Saturday, August 21

Thursday night we didn't get a lot of sleep; Collin was very restless, and for a good part of the night was awake every 15 minutes or so. Then on Friday, he couldn't eat since he needed anesthesia for the MRI, so he was very unhappy all morning. After he wore himself out crying because I couldn't feed him, we both fell asleep for a while before it was time to leave for the hospital.

The MRI was scheduled for 1:00 pm. Luckily things were running on time. I signed the usual consent forms, and then stayed with him until they sedated him. Luckily the sedation was painless for him; since he has the Broviac, they just injected Propofol into it, and he fell asleep instantly. The sight of him suddenly going limp and lifeless looking, and then being carried away, always upsets me.

Two hours later, when the scan was over, they brought me to where he was waking up. He woke up pretty quickly and in a good mood, and happily ate a popsicle. We waited for his oncologist to come down and tell us the results, but she was tied up and Collin ran out of patience. He let us know he was ready to go by screaming and pointing to the door. So we went home and waited for the doctor to call us with the results.

A few hours later, one of the attending oncologists called to let us know the MRI results. He said the MRI looked great. I asked him what that meant, and based on what he described and my understanding of certain terminology, it means:
-The abnormal collection of cerebrospinal fluid that collected under the skin around the incision on the back of his head, called a pseudomeningocele, is much smaller;
-There was an area of blood that had collected in the post surgical bed; the area is smaller now and the blood is being reabsorbed;
-The areas of enhancement, or areas that glowed, on previous MRIs that showed nerve root thickening are glowing less, which means the chemo is working;
-There is no evidence of new tumor growth;
-There are now no visible lesions on the spine.
He said the MRI was looked at and discussed by the pediatric neuroradiologist, Collin's neurosurgeon, and his oncologist, and they were all pleased with the results. The scan isn't perfect yet, but it shows improvement over the last one done in June, and shows we are continuing to head in the right direction. All in all, good news! They had also drawn labs before the MRI, and I was able to get partial results before we left. Collin's white blood cell count had gone from 1.0 on Wednesday to 13.5 on Friday. That meant the Neupogen shots were working, and we didn't have to give them anymore. It also explained why Collin had been so restless and uncomfortable the night before-his bones were achy again since his bone marrow was working hard to make new white blood cells.

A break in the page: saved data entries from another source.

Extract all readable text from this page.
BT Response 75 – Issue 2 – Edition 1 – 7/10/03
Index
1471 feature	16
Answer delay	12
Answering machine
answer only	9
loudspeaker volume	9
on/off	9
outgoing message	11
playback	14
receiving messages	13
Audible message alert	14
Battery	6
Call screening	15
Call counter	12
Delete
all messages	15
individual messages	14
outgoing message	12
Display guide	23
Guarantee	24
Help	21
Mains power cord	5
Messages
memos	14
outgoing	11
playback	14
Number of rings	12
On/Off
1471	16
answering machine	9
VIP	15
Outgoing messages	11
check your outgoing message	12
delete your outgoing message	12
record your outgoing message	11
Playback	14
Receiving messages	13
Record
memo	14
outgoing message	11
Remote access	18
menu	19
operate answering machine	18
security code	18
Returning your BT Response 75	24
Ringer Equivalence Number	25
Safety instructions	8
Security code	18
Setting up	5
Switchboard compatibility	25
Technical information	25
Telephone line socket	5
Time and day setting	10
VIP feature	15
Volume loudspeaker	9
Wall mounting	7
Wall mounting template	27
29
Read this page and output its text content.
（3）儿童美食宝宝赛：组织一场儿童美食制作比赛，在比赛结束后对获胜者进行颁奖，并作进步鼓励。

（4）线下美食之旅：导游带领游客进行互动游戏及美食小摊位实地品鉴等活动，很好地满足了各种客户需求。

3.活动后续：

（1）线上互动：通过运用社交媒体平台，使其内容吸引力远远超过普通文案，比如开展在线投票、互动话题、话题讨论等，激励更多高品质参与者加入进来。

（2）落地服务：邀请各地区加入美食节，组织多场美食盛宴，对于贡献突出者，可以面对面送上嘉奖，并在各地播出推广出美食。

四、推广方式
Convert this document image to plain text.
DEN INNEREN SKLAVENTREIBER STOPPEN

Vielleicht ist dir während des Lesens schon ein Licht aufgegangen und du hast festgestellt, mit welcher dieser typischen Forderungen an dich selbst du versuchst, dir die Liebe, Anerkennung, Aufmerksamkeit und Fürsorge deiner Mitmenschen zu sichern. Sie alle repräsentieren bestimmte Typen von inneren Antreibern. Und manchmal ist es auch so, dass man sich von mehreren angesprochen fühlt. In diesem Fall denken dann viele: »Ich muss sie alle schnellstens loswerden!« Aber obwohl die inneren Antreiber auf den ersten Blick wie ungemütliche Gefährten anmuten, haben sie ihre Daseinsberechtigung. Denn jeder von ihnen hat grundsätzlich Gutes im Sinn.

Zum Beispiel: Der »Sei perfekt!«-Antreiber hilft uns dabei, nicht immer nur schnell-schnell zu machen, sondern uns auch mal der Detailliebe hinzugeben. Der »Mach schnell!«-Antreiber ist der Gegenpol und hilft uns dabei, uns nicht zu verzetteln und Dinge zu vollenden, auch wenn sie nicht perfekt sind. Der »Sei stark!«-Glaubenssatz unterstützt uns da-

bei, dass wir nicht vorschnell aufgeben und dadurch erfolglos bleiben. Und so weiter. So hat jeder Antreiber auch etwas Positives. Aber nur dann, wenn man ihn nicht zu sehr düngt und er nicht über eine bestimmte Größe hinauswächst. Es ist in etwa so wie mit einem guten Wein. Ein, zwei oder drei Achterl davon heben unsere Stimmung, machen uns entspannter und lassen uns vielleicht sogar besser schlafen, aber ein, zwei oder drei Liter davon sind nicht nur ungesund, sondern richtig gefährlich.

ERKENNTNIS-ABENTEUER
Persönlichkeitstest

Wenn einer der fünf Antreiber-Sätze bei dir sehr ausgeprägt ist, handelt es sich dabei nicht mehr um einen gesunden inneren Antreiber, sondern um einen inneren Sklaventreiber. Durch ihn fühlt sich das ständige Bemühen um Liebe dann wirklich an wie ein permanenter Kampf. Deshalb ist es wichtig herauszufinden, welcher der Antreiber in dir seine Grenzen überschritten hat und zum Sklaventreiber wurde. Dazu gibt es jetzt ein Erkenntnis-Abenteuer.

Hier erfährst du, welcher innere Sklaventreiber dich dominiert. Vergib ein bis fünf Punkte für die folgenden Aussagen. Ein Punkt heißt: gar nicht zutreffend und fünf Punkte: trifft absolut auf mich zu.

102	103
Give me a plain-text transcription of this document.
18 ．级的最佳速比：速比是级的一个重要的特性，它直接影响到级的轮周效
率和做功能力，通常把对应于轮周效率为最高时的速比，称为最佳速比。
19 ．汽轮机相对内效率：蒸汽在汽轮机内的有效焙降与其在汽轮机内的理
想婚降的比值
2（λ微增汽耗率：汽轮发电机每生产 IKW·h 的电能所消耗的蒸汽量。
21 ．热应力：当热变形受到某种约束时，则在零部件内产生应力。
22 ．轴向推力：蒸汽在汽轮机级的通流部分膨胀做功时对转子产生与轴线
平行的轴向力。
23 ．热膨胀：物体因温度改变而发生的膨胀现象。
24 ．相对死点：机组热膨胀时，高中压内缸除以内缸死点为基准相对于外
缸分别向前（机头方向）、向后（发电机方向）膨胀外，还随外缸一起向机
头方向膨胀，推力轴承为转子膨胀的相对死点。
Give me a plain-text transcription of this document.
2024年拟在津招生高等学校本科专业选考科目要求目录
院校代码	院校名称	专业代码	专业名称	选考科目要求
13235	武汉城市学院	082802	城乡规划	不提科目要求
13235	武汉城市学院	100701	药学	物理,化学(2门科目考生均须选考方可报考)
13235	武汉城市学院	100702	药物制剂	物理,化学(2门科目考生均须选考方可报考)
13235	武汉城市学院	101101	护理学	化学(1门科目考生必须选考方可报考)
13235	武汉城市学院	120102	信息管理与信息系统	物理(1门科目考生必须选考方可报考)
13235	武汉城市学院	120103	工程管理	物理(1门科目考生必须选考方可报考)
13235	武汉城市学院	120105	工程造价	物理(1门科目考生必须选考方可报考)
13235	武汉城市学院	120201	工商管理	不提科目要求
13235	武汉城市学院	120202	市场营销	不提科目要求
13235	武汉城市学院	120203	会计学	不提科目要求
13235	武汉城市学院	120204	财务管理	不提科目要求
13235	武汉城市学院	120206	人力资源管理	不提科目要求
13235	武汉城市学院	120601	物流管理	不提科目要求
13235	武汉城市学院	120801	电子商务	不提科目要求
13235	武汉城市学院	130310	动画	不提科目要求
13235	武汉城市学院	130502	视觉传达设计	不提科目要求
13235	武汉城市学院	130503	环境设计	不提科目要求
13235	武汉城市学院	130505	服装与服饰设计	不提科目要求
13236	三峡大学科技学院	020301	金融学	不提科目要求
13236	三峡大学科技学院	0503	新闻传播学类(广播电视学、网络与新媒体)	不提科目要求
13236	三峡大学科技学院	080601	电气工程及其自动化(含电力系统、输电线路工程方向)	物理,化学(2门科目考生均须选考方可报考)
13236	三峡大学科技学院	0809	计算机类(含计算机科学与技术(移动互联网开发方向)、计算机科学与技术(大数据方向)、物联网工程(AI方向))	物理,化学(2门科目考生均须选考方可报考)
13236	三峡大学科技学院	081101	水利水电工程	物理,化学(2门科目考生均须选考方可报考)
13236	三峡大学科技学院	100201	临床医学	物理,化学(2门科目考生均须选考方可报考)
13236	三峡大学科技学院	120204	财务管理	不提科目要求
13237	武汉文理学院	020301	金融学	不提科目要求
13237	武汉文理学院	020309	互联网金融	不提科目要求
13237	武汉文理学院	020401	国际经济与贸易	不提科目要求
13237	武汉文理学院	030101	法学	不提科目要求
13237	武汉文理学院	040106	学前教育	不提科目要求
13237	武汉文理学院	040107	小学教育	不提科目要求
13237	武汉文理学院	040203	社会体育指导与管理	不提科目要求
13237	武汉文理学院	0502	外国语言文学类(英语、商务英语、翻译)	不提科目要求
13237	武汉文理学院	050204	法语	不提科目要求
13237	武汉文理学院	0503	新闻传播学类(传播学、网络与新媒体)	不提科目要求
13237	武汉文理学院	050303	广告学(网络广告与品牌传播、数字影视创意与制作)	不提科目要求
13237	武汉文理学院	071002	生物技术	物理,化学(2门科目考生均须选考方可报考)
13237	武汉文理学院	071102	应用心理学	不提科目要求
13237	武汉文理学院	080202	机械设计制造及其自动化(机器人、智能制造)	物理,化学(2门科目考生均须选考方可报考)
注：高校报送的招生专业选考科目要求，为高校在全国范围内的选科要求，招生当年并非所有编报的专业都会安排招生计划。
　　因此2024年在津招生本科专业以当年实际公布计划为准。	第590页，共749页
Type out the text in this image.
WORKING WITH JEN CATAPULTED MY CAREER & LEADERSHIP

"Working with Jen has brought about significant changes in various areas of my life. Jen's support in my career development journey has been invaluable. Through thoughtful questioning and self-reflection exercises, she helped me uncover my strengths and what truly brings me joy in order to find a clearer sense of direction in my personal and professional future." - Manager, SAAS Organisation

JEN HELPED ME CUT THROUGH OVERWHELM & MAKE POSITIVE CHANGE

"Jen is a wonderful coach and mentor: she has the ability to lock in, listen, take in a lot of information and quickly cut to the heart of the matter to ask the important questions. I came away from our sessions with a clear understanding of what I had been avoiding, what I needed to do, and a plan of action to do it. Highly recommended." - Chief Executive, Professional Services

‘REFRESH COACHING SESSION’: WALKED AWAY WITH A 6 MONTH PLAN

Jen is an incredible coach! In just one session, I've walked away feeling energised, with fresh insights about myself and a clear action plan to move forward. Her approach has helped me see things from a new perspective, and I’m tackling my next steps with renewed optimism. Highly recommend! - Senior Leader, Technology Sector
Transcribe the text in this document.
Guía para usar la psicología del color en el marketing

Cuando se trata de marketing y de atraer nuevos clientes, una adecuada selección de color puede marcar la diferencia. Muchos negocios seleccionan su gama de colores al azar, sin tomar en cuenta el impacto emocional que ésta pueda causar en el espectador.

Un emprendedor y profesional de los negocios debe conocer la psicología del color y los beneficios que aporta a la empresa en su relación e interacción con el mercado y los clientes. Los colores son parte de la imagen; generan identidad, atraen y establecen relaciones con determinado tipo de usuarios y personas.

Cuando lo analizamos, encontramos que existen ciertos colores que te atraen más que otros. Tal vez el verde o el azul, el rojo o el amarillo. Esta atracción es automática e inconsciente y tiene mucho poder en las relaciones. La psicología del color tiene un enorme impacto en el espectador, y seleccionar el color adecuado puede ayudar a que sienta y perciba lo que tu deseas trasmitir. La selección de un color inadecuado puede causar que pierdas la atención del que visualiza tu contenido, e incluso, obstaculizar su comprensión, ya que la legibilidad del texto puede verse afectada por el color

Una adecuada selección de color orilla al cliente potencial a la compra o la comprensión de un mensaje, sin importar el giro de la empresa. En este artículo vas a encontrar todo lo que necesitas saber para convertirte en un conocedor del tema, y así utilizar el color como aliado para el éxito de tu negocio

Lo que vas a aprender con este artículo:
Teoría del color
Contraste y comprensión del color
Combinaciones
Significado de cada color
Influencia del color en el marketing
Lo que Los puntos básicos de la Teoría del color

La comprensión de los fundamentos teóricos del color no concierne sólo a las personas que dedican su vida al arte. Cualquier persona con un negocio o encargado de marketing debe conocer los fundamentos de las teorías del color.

Later Friday evening after his bath, Collin's head felt warm, so we took his temperature. It was elevated, so I checked with both of my thermometers. I wanted to make sure it wasn't because of the warm water I had used for his spongebath, and I was so exhausted I felt nauseous, so I asked Bill to wake me in an hour so I could check again, and then I went to sleep. Sure enough, when we checked an hour later, his temperature hadn't changed, so I called and spoke to the doctor on call. He said even though Collin's immune system was boosted, his Broviac had been used for the anesthesia for the MRI, and he didn't feel comfortable having Collin stay home in case he had picked up an infection in the Broviac (any time the line is used, there is the chance that it can become contaminated with something that causes infection, especially if it isn't cleaned properly by the person using the line). So, I packed up the essentials, and Collin and I went back to the hospital at 11:00 pm. We were admitted right next to the room we had just left two days before. Of course by the time we were admitted, Collin had no temp at all (the nurses assured me it happens all the time). The usual cultures and chest X-ray were done to check for infection, and Collin was started back on the two broad-spectrum antibiotics.

All day today, Collin has been fever free, and we spent the day doing our best to keep him entertained. I imagine we will be here anywhere from 36 to 72 hours while we wait to see if the cultures show any specific infection. It is frustrating beyond words to be back so soon, but I know we are where we need to be right now. I just really hope we can go back home very soon!